Profession: Playwright
Hometown: Sewanee, Tenn.
Current home: New York City
Known for: Five Mile Lake at McCarter Theatre Center in Princeton, N.J., in 2015; The Wolfe Twins at Washington, D.C.’s Studio Theatre (which made the 2015 Kilroys List of plays by female and transgender playwrights).
What’s Next: Swimmers at Mill Valley, Calif.’s Marin Theatre Company (March 3–27). Also, she’s currently working on a play with music, Rez, a collaboration with Brooklyn-based folk-rock band the Bengsons and Anne Kaufman, at NYC’s Ars Nova; and commissions from South Coast Repertory (Curve of Departure) and an untitled piece for McCarter.
What makes her special: McCarter artistic director Emily Mann, who staged Five Mile Lake, revisits her first reaction to the play. “I fell in love with the script immediately: I was deeply moved by the story and astounded by Rachel’s facility with language. It was clear that she was an original voice and an accomplished writer. The play itself captures life in a small town for a generation of young characters, coming of age in a way that feels completely contemporary, but also universal. I saw my own young adulthood reflected in the finely drawn characters and the complex, original relationships.” Mann recalls of the process of staging it, “As soon as the process was finished, I wanted to work with Rachel again…I believe that she has so much more to say, and it brings me great joy to support and champion her work as she emerges as one of our major playwrights.”
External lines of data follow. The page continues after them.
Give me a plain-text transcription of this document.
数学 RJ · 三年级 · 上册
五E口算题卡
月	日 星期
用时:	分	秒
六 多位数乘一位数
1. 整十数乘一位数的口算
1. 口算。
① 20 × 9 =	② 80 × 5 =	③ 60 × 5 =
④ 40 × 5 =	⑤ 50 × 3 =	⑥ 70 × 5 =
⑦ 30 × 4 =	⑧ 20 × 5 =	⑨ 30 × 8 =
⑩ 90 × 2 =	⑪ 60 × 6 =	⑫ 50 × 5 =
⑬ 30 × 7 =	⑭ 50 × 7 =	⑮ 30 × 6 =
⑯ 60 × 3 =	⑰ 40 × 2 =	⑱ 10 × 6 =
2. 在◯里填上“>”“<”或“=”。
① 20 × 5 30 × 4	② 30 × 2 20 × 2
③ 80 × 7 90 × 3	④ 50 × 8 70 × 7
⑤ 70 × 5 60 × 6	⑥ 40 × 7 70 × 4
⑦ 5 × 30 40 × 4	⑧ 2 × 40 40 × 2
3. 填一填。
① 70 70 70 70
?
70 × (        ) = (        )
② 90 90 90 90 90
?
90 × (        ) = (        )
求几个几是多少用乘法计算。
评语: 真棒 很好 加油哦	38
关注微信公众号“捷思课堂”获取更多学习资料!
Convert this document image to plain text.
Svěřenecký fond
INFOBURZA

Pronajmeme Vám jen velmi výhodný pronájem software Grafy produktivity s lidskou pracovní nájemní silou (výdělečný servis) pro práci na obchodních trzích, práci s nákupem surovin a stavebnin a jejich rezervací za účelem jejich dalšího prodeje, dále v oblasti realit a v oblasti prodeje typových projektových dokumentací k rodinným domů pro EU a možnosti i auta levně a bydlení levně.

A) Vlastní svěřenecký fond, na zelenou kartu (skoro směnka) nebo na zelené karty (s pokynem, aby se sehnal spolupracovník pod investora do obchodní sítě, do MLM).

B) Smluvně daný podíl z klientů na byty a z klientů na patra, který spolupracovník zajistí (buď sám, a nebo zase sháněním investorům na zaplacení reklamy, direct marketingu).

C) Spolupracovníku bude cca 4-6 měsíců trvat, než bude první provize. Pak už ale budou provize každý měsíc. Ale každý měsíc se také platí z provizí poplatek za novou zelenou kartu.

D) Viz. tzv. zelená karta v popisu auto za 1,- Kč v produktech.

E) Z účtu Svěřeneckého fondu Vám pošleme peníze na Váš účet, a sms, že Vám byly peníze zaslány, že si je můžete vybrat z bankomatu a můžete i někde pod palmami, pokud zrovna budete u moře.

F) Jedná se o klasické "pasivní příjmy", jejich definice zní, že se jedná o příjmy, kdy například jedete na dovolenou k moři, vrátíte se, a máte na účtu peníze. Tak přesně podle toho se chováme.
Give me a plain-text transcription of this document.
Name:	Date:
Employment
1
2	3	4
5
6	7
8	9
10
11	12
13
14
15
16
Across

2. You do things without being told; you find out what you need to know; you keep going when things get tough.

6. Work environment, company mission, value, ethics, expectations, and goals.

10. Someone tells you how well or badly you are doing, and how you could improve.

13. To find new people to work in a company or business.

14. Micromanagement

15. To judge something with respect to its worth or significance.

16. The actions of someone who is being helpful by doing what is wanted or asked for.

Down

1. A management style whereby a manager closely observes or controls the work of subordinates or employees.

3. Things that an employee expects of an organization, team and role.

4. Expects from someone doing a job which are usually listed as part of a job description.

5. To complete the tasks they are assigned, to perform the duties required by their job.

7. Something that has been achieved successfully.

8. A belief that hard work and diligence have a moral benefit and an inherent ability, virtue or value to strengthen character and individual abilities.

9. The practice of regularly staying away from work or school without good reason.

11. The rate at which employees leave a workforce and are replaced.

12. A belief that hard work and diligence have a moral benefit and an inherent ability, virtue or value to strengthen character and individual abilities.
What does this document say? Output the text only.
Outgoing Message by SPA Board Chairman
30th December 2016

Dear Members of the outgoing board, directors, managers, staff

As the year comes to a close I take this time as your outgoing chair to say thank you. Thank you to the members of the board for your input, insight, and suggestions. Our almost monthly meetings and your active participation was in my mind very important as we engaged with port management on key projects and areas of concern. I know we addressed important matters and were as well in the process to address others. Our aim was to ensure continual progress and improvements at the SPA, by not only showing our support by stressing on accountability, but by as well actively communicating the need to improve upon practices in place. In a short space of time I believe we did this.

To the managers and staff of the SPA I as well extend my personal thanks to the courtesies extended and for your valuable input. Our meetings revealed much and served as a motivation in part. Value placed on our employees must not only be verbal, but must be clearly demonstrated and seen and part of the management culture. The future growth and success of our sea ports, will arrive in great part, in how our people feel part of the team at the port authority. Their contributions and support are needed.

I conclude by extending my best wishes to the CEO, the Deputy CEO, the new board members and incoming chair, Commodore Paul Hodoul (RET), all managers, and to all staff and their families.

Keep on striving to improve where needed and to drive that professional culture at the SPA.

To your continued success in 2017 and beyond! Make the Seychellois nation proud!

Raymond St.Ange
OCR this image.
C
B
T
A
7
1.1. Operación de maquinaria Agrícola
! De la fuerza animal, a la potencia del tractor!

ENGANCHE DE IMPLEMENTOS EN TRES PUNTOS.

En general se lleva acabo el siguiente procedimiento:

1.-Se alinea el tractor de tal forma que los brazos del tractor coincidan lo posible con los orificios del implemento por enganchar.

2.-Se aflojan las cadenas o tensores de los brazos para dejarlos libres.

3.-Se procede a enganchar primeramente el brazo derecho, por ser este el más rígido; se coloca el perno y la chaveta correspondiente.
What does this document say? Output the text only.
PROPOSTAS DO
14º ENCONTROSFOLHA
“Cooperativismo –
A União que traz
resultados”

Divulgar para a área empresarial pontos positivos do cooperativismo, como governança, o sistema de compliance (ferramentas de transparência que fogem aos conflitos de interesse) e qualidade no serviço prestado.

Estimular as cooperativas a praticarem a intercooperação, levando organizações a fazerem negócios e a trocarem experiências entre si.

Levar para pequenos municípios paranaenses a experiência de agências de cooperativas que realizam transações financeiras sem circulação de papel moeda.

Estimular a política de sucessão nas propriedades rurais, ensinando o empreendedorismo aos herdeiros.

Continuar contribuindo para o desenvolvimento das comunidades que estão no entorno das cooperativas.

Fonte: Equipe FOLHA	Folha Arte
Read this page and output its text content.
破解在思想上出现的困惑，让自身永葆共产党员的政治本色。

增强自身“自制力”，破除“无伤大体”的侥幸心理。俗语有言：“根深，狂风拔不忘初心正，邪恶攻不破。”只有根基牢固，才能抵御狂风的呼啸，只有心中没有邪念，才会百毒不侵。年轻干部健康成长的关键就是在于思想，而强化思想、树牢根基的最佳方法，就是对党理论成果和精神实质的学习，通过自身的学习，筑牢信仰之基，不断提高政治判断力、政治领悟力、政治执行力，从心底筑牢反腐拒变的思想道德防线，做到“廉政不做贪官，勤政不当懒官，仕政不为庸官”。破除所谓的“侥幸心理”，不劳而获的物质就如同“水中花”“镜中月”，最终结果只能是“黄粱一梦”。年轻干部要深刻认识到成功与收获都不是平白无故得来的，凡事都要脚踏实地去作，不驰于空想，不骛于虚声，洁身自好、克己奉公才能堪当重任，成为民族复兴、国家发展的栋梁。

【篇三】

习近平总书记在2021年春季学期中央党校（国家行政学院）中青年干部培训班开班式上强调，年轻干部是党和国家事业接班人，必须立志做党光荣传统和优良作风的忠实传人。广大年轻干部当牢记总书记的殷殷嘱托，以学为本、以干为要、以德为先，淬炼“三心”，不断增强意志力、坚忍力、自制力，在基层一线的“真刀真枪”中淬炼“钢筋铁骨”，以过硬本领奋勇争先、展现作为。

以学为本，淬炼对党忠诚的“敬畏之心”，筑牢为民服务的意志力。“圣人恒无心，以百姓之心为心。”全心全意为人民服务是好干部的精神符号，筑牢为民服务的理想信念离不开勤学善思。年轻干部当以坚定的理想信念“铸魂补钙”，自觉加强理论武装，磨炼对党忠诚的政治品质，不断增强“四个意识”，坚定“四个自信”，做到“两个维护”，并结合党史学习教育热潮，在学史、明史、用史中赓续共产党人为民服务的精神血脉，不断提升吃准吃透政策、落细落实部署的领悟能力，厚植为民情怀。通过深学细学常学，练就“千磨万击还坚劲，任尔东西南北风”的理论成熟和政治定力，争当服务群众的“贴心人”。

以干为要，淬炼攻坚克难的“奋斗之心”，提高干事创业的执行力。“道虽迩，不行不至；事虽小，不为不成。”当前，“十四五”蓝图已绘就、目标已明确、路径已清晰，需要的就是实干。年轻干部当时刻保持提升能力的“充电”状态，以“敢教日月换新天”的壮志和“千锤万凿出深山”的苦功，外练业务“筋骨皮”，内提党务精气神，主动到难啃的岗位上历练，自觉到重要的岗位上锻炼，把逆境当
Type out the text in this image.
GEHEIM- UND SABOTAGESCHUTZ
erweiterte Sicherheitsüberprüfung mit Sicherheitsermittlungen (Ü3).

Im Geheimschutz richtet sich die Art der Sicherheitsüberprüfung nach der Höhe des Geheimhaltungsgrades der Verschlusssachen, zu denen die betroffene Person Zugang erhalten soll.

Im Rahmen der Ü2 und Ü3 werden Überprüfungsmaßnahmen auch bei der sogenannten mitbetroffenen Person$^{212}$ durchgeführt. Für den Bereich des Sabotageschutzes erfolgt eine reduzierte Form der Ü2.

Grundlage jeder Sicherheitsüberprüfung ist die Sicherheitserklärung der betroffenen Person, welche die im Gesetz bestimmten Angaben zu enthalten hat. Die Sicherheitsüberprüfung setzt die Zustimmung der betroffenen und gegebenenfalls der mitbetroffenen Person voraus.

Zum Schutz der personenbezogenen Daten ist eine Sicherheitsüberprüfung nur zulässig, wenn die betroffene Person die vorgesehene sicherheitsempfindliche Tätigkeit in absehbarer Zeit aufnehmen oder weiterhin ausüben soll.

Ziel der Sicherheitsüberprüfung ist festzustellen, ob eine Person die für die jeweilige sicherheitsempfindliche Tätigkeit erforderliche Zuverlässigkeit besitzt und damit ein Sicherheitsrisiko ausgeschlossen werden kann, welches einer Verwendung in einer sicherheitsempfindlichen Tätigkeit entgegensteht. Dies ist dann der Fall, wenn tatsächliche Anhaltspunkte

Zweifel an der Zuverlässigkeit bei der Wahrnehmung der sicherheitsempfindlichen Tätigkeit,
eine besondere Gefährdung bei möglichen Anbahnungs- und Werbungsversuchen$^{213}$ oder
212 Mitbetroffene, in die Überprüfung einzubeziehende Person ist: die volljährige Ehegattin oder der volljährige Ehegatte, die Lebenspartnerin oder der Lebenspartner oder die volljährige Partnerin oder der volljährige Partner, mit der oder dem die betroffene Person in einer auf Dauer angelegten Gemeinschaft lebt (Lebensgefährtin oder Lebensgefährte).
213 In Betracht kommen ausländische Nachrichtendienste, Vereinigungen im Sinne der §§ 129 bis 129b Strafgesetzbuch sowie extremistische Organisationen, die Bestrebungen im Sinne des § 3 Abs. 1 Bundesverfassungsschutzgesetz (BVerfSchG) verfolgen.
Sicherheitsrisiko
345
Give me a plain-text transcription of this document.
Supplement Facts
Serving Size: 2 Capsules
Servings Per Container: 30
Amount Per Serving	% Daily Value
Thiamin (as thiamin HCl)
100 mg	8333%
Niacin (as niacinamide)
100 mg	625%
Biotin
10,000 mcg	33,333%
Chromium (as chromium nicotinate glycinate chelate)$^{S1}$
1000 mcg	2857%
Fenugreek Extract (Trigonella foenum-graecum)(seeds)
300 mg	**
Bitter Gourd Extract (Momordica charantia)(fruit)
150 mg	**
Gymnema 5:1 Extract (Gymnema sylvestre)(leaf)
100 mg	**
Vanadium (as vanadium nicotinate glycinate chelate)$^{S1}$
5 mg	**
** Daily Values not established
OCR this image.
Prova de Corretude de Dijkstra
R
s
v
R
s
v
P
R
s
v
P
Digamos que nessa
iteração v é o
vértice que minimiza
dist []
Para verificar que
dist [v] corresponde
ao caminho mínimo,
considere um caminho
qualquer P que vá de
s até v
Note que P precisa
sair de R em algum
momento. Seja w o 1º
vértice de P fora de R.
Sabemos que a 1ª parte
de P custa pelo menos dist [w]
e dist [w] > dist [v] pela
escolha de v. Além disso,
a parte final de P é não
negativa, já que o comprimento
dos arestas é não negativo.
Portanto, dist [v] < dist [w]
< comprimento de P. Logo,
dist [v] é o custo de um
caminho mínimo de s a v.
Where her plays come from: In the middle of her sophomore year at Brown, Bonds’s father died. In her grief, Bonds turned to writing: “I wrote a lot of essays and a lot of strange, probably terrible monologue-plays about grief and all of its odd, dark corners. Partly to escape, once again, and partly to figure out how to somehow move forward,” she says, adding, “I’m still always writing about grief. I cannot seem to get away from it. Every time I think I’ve successfully written a play that does not contain my father, of course there he is, in a joke or a story or an image—there he is. I guess the Irish half of me is a little obsessed with ghosts. And the Jewish half of me wants to honor the dead.” Bonds’s plays aren’t all sadness, though; as she puts it, “I like to write from that funny place where sadness and humor overlap.”